Detection of macaques in PFR and BTFC

Within PFR, we detected M. nemestrina during 42.3% of in total 1,636 independent sampling occasions. The naïve occupancy, i.e., the proportion of camera sites with at least one detection (MacKenzie et al., 2006), ranged between 0.80 and 0.93 during the 5-year sampling period, with the highest rate recorded in 2013. In the BTFC, macaques were present during 13.3% of 1,774 sampling occasions. The naïve occupancy was 0.53 in the undisturbed forest of Belum and 0.39 in the selectively logged forest of Temengor.

Based on AICc, camera trapping effort and the sampling date significantly contributed to explaining the variation in the detection probability of M. nemestrina (Table 1). Specifically, detection was positively correlated with the number of trapping days at both study sites, i.e., PFR and BTFC (model estimate ± standard error (PFR/BTFC) = 0.51 ± 0.06/0.61 ± 0.12), and varied between sampling year and sampling month, respectively, indicating the presence of seasonal effects (details in Table S2). The mean estimated detection probability across all camera sites was 0.48 (SD = 0.15) in PFR and 0.23 (SD = 0.11) in BTFC.

Table 1:
Top-ranked Macaca nemestrina detection models (ΔAICc ≤ 2) for Pasoh Forest Reserve (PFR) and Belum-Temengor Forest Complex (BTFC) with global occupancy models.
Shown are Akaike’s Information Criterion corrected for small samples (AICc), differences in AICc between each model and the respective best model (ΔAICc), the probability of each model to the best model, i.e., the Akaike weights (wAIC), and the number of parameters (K, details on model selection and model averaged estimates for all covariates in Tables S1 and S2).
Site Top-ranked models AICc ΔAICc wAIC K
PFR p (effort + sampling year ) 2,069.5 0 1 15
BTFC p (effort + sampling month) 1,238.6 0 0.995 16
DOI: 10.7717/peerj.12462/table-1

Temporal changes in macaque site occupancy in the highly disturbed PFR

Using a dynamic occupancy modelling approach, we aimed at predicting temporal changes in macaque site occupancy as well as their potential causes in PFR. The initial occupancy probability of M. nemestrina in PFR was estimated to be 0.95 (standard error (SE) = 0.03), when fixing elevation and the distance to the forest edge at their mean values. Macaque site occupancy in subsequent years was found to decrease by 10% from 0.95 in 2013 to 0.85 in 2017 (Fig. 2).

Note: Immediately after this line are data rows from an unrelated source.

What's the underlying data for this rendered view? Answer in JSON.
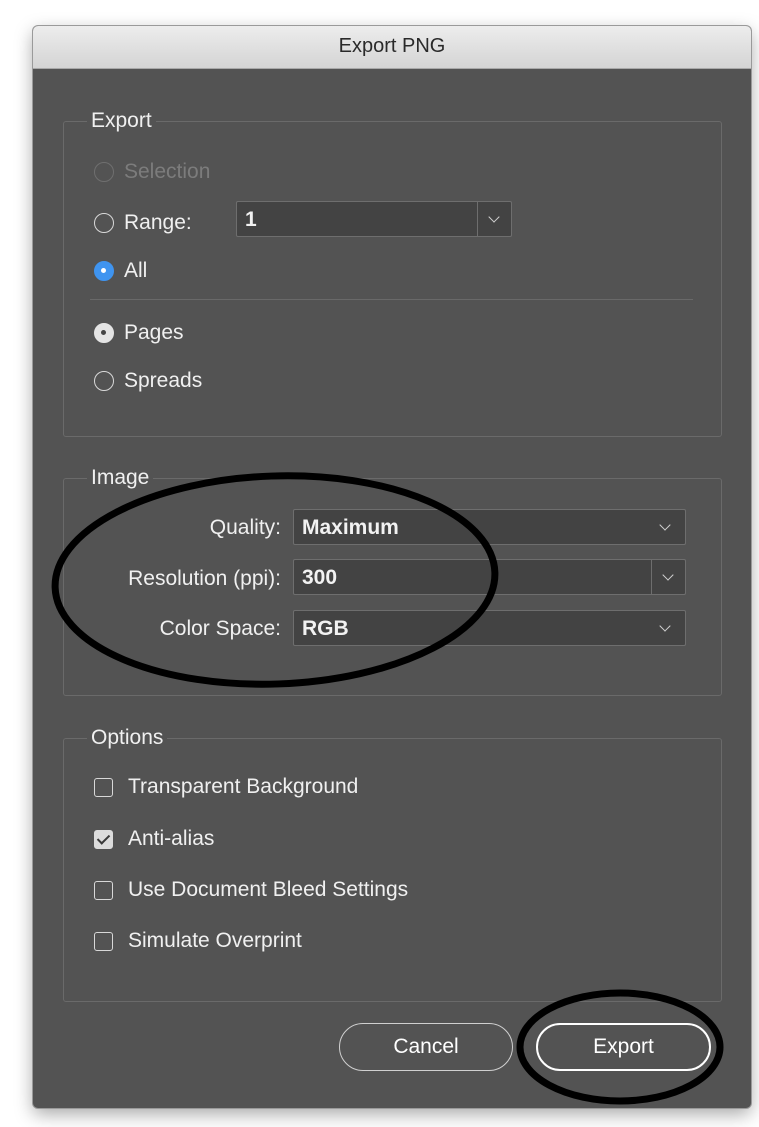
{
  "dialog": {
    "title": "Export PNG"
  },
  "export_group": {
    "legend": "Export",
    "selection_label": "Selection",
    "range_label": "Range:",
    "range_value": "1",
    "all_label": "All",
    "pages_label": "Pages",
    "spreads_label": "Spreads",
    "selected_scope": "All",
    "selected_layout": "Pages"
  },
  "image_group": {
    "legend": "Image",
    "quality_label": "Quality:",
    "quality_value": "Maximum",
    "resolution_label": "Resolution (ppi):",
    "resolution_value": "300",
    "color_space_label": "Color Space:",
    "color_space_value": "RGB"
  },
  "options_group": {
    "legend": "Options",
    "transparent_label": "Transparent Background",
    "transparent_checked": false,
    "antialias_label": "Anti-alias",
    "antialias_checked": true,
    "bleed_label": "Use Document Bleed Settings",
    "bleed_checked": false,
    "overprint_label": "Simulate Overprint",
    "overprint_checked": false
  },
  "buttons": {
    "cancel": "Cancel",
    "export": "Export"
  },
  "colors": {
    "dialog_bg": "#535353",
    "radio_accent": "#3f94f0",
    "annotation": "#000000"
  },
  "icons": [
    "chevron-down-icon",
    "checkmark-icon"
  ]
}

Dynamics in Macaca nemestrina occupancy in the Pasoh Forest Reserve from 2013 to 2017.

Figure 2: Dynamics in Macaca nemestrina occupancy in the Pasoh Forest Reserve from 2013 to 2017.

Shown are site occupancy estimates, i.e., the predicted proportion of sampled sites that are occupied, and their standard errors (N = 60). The bars indicate the cumulative proportion of sites at which clear-cutting occurred.

Further, we assessed the role of environmental and anthropogenic factors in predicting occupancy, colonization and extinction in PFR. Accordingly, only the top-ranked model, including forest degradation (arising from tree felling through clear-cutting or selective logging) as a predictor for extinction, received substantial support (ΔAICc ≤ 2, Table 2). In line with this, model-averaged coefficients corroborated the effect of forest degradation on the local extinction probability of M. nemestrina in PFR (Table 3). Specifically, we found that the macaques were approximately 6 times more likely to be absent at a previously occupied camera site in areas affected by clear-cutting compared to undisturbed forest patches (Fig. 3). No significant effect could be found for selective logging, yet large confidence intervals indicate a high variability in the response of M. nemestrina to this less intensive form of habitat degradation, potentially relating to small sample sizes as well as different practices and intensities of selective timber harvesting (Fig. 3). Further, low model-averaged coefficients and 95% confidence intervals including zero suggest that both elevation and the distance of a camera site to the forest edge did not significantly affect macaque site occupancy in PFR (Table 3).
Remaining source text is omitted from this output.